I recently finished reading “Team of Rivals: The Political Genius of Abraham Lincoln” the remarkable biography of Abraham Lincoln (as well as Seward, Chase, and Bates his three rivals for the Republican party nomination in 1860) by Doris Kearns Goodwin and was deeply touched by the portrayal of Lincoln. If you haven’t read it, I highly recommend it to any that have not read it (though it seems that everyone from President Obama down has already done so).
Though I took a fantastic course at Brandeis on the American Civil War taught by Pulitzer Prize winner David Hackett Fisher, I hadn’t come away especially impressed by Lincoln’s character or leadership. Indeed, so much of what Lincoln did as President seemed to me as ineffective and weak (for instance unwilling to fire General McLellan even as he refused direct orders). In Professor Fisher’s class on the American Revolution, I came away absolutely impressed by George Washington’s truly inspired leadership, and so my lack of passion for Lincoln surprised me. That is no longer the case.
Lincoln’s magnanimity and charitable character came through so clearly in every page of Goodwin’s book. What especially struck me was his willingness to forgive wrongs and to act without incredible kindness to those that had slighted him.
Lincoln in every act seemed to embody the famous crescendo of his second inaugural address “With malice toward none, with charity for all, with firmness in the right as God gives us to see the right, let us strive on to finish the work we are in . . .”
One of the examples that stood out to me was a Lincoln’s willingness to forgive an absolutely humiliating slight by Edward Stanton who was at the time a slick veteran east coast lawyer. Lincoln had been hired in 1855 as local counsel for one of the largest patent trials of the 19th century (regarding the McCormick Reaper). When the trial was moved to Ohio, Lincoln was not informed about the change or relieved of duties with the lawyers deciding that “the mere sight of him might jeopardize the case.” Not being informed of the opposition, Lincoln continued his research and showed up in Ohio for the trial. Stanton upon seeing Lincoln asked: “Where did the long-armed baboon come from?,” and proceeded to describe Lincoln as “A long, lank creature from Illinois, wearing a dirty linen duster for a coat and the back of which perspiration had splotched wide stains that resembled a map of the continent.” Lincoln was then ignored and required to sit in the spectator’s section of the court room. He was also not invited to any of the parties or other social events. He left dispirited and frustrated. One of the Ohio lawyers explained that Lincoln was “pushed aside, humiliated and mortified.

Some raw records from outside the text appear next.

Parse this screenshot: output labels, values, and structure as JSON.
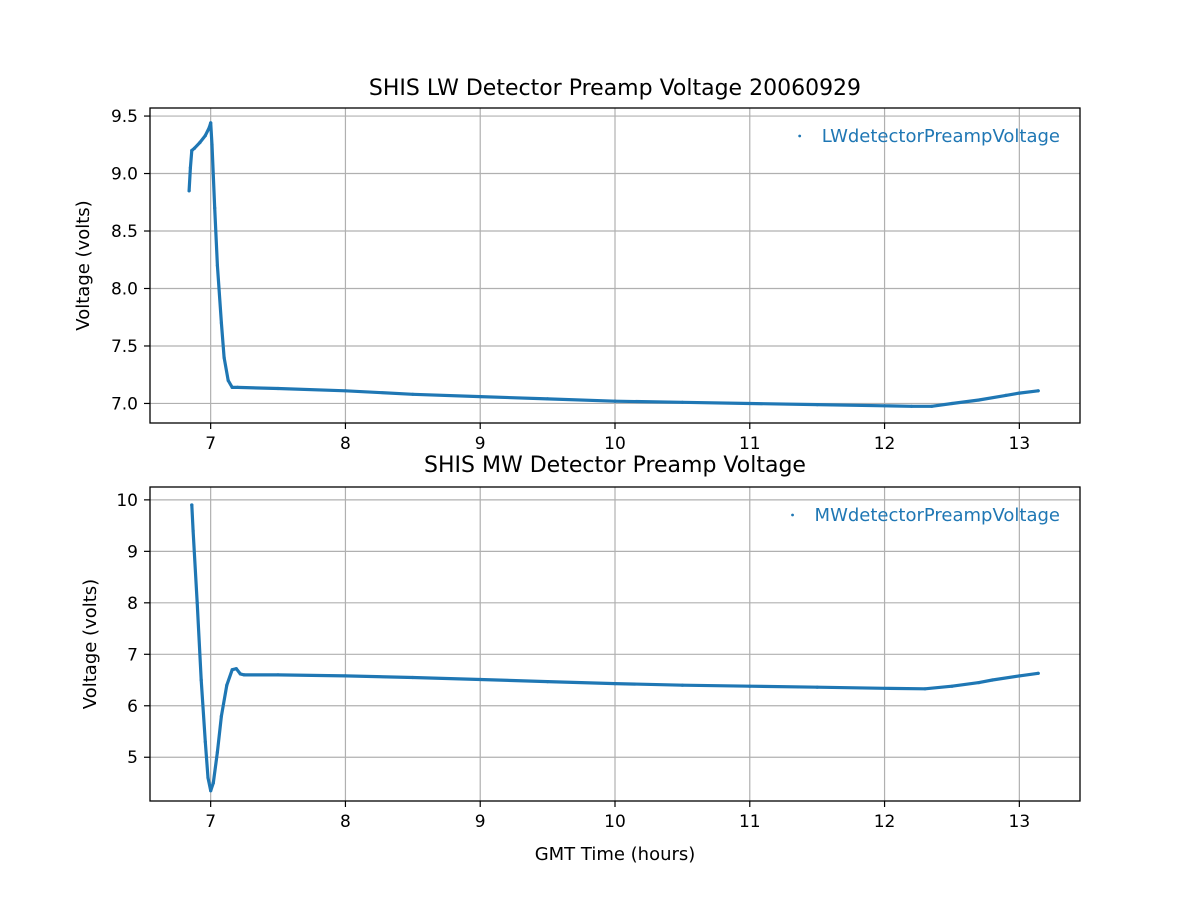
{
  "chart_data": [
    {
      "type": "scatter",
      "title": "SHIS LW Detector Preamp Voltage 20060929",
      "xlabel": "",
      "ylabel": "Voltage (volts)",
      "xlim": [
        6.55,
        13.45
      ],
      "ylim": [
        6.83,
        9.57
      ],
      "xticks": [
        "7",
        "8",
        "9",
        "10",
        "11",
        "12",
        "13"
      ],
      "yticks": [
        "7.0",
        "7.5",
        "8.0",
        "8.5",
        "9.0",
        "9.5"
      ],
      "grid": true,
      "legend_position": "top-right",
      "series": [
        {
          "name": "LWdetectorPreampVoltage",
          "color": "#1f77b4",
          "x": [
            6.84,
            6.85,
            6.86,
            6.88,
            6.92,
            6.96,
            6.99,
            7.0,
            7.01,
            7.03,
            7.05,
            7.08,
            7.1,
            7.13,
            7.16,
            7.2,
            7.5,
            8.0,
            8.5,
            9.0,
            9.5,
            10.0,
            10.5,
            11.0,
            11.5,
            12.0,
            12.2,
            12.35,
            12.5,
            12.7,
            12.9,
            13.0,
            13.14
          ],
          "y": [
            8.85,
            9.05,
            9.2,
            9.22,
            9.27,
            9.33,
            9.4,
            9.44,
            9.25,
            8.7,
            8.2,
            7.7,
            7.4,
            7.2,
            7.14,
            7.14,
            7.13,
            7.11,
            7.08,
            7.06,
            7.04,
            7.02,
            7.01,
            7.0,
            6.99,
            6.98,
            6.975,
            6.975,
            7.0,
            7.03,
            7.07,
            7.09,
            7.11
          ]
        }
      ]
    },
    {
      "type": "scatter",
      "title": "SHIS MW Detector Preamp Voltage",
      "xlabel": "GMT Time (hours)",
      "ylabel": "Voltage (volts)",
      "xlim": [
        6.55,
        13.45
      ],
      "ylim": [
        4.15,
        10.25
      ],
      "xticks": [
        "7",
        "8",
        "9",
        "10",
        "11",
        "12",
        "13"
      ],
      "yticks": [
        "5",
        "6",
        "7",
        "8",
        "9",
        "10"
      ],
      "grid": true,
      "legend_position": "top-right",
      "series": [
        {
          "name": "MWdetectorPreampVoltage",
          "color": "#1f77b4",
          "x": [
            6.86,
            6.87,
            6.9,
            6.93,
            6.96,
            6.98,
            7.0,
            7.02,
            7.05,
            7.08,
            7.12,
            7.16,
            7.19,
            7.22,
            7.25,
            7.5,
            8.0,
            8.5,
            9.0,
            9.5,
            10.0,
            10.5,
            11.0,
            11.5,
            12.0,
            12.3,
            12.5,
            12.7,
            12.8,
            13.0,
            13.14
          ],
          "y": [
            9.9,
            9.4,
            8.0,
            6.5,
            5.3,
            4.6,
            4.35,
            4.5,
            5.1,
            5.8,
            6.4,
            6.7,
            6.72,
            6.62,
            6.6,
            6.6,
            6.58,
            6.55,
            6.51,
            6.47,
            6.43,
            6.4,
            6.38,
            6.36,
            6.34,
            6.33,
            6.38,
            6.45,
            6.5,
            6.58,
            6.63
          ]
        }
      ]
    }
  ]
}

Nevertheless, despite his snubbing and the insults of Stanton, Lincoln was greatly impressed with Stanton’s court room performance. He took the opportunity to recommit himself to more deeply study the law and work on his rhetorical skills. His rhetorical skills served him well in his subsequent elections and helped vault him to the presidency. Even more incredibly, several years later when his first Secretary of War showed himself unequal to the task, Lincoln appointed Edward Stanton, the very same man who had insulted and rejected him to be his new Secretary of War. Despite his rough edges, Stanton was an absolutely inspired choice for the job and his appointment was instrumental in the ultimate Union victory.
It is hard to imagine a lesser individual than Lincoln not only forgiving such a personal slight, but appointing the individual to one of the most important posts in his administration. Stanton was not the only individual who had previously insulted, underestimated or attacked Lincoln who eventually found a place in his Cabinet. Lincoln truly had the remarkable character to look past insults and to see the potential for individuals. Lincoln earned respect of even those who had insulted him because of rather than in spite of his willingness to forgive. (Indeed, at Lincoln’s death it is Stanton who remarked that “now he belongs to the ages.”)
I have seen individuals offended at the slightest sharp remark who leave jobs, political parties or even churches because of alleged slights. Abraham Lincoln offers wonderful example of Christ-like long suffering and forgiveness.
I am reminded of the wise council given by Elder David A. Bednar, a member of the Quorum of the Twelve Apostles of my church, regarding taking offense: “When we believe or say we have been offended, we usually mean we feel insulted, mistreated, snubbed, or disrespected. And certainly clumsy, embarrassing, unprincipled, and mean-spirited things do occur in our interactions with other people that would allow us to take offense. However, it ultimately is impossible for another person to offend you or to offend me. Indeed, believing that another person offended us is fundamentally false. To be offended is a choice we make; it is not a condition inflicted or imposed upon us by someone or something else.”
I am also reminded of these deeply profound words of revelation: “ I, the Lord, will forgive whom I will forgive, but of you it is required to forgive all men.”
Our life will be much more harmonious and successful if we choose to forgive and forget. If we allow wounds to fester, we will destroy our own potential for success and our own personal and spiritual growth. May we follow Lincoln’s example and be always willing to forgive those that offend us.